Fix setting FLASH_ATTENTION_DETERMINISTIC after importing (#37185)

transformers.enable_full_determinism enables deterministic flash attention using `FLASH_ATTENTION_DETERMINISTIC` 800510c67b/src/transformers/trainer_utils.py (L79) However, current checks use a global variable `deterministic_g`, which will do the environment variable check as soon as importing, this will cause issues as users can call `transformers.enable_full_determinism` after `transformers.modeling_flash_attention_utils` is imported. This behavior is introduced in https://github.com/huggingface/transformers/pull/33932/files#r1806668579 to fix the graph break. As a result, this PR implement fixes by delaying the environment variable check to the first time when `_flash_attention_forward` is executed, so that we can fix this issue and we won't introduce a graph break.

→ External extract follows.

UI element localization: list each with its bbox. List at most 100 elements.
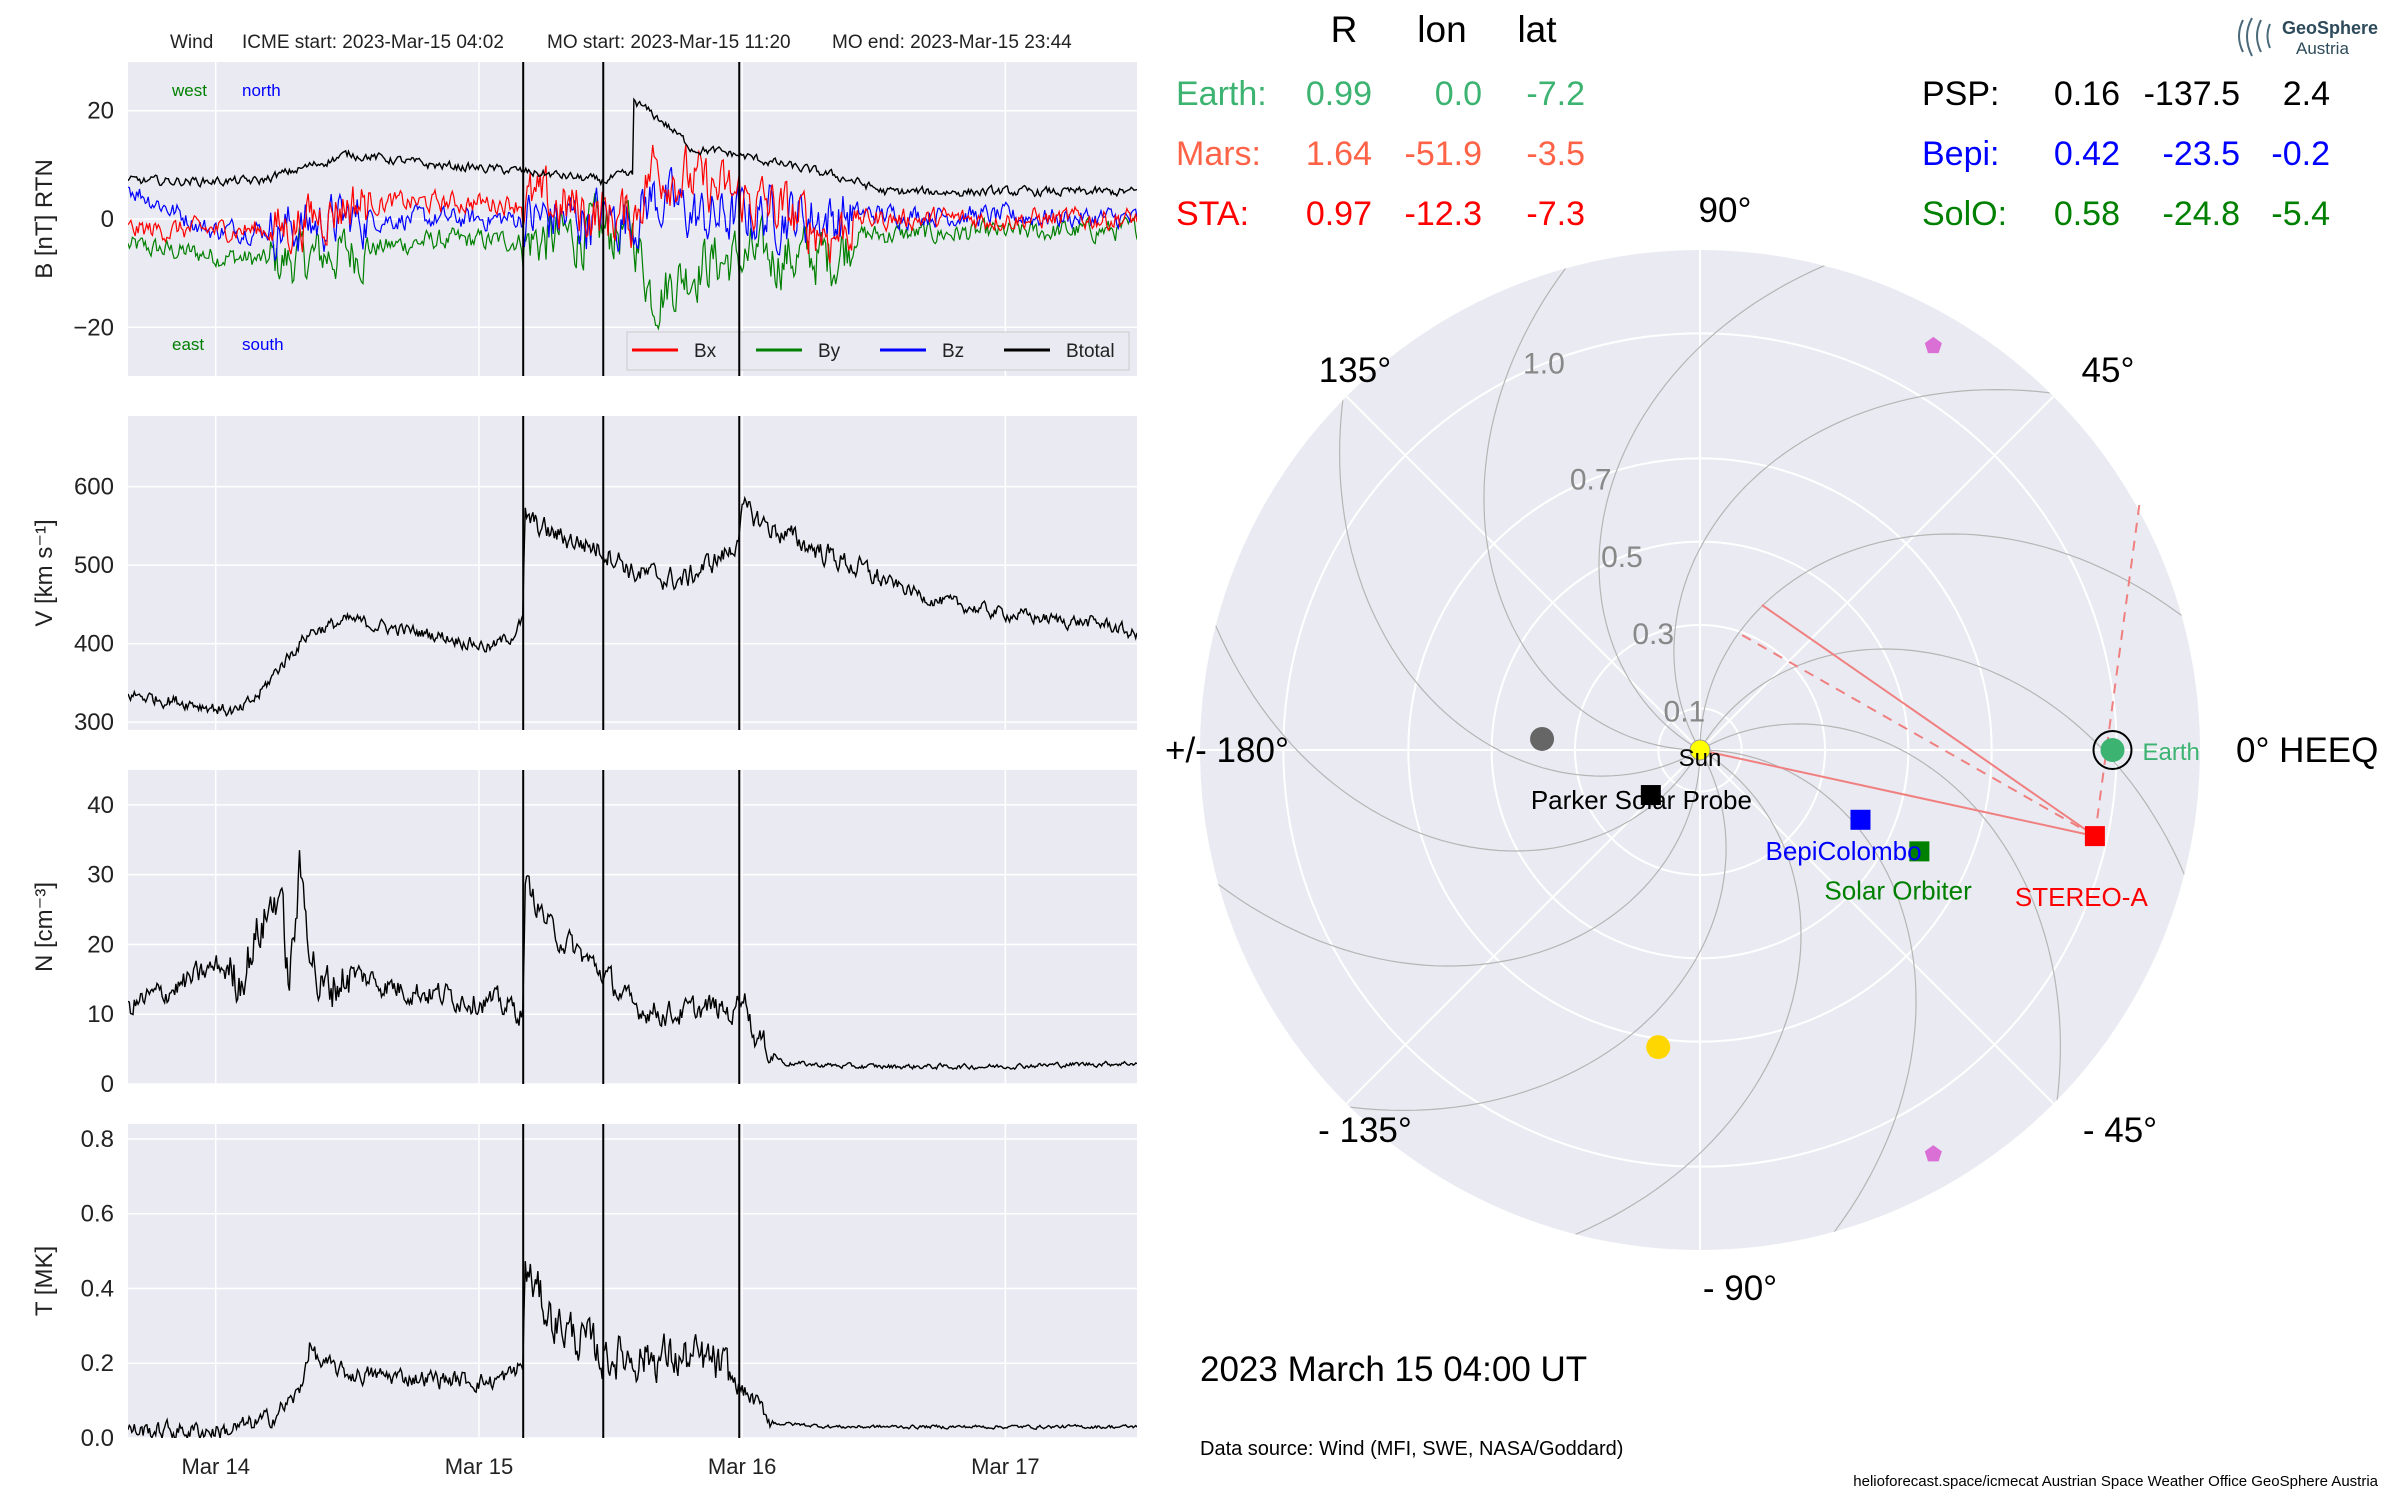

Signed-off-by: Hollow Man <hollowman@opensuse.org>
2025-07-03 04:40:06 +06:00 · 2025-06-02 17:08:20 +08:00 · 2025-06-02 17:08:20 +08:00 · 64d14ef28d
commit 64d14ef28d
parent fde1120b6c
1 changed files with 4 additions and 1 deletions
--- a/src/transformers/modeling_flash_attention_utils.py
+++ b/src/transformers/modeling_flash_attention_utils.py
@ -279,7 +279,7 @@ def fa_peft_integration_check(


 flash_241 = is_flash_attn_greater_or_equal("2.4.1")
-deterministic_g = os.environ.get("FLASH_ATTENTION_DETERMINISTIC", "0") == "1"
+deterministic_g = None


 def _flash_attention_forward(
@ -342,6 +342,9 @@ def _flash_attention_forward(

    if flash_241:
        if deterministic is None:
+            global deterministic_g
+            if deterministic_g is None:
+                deterministic_g = os.environ.get("FLASH_ATTENTION_DETERMINISTIC", "0") == "1"
            deterministic = deterministic_g
        flash_kwargs["deterministic"] = deterministic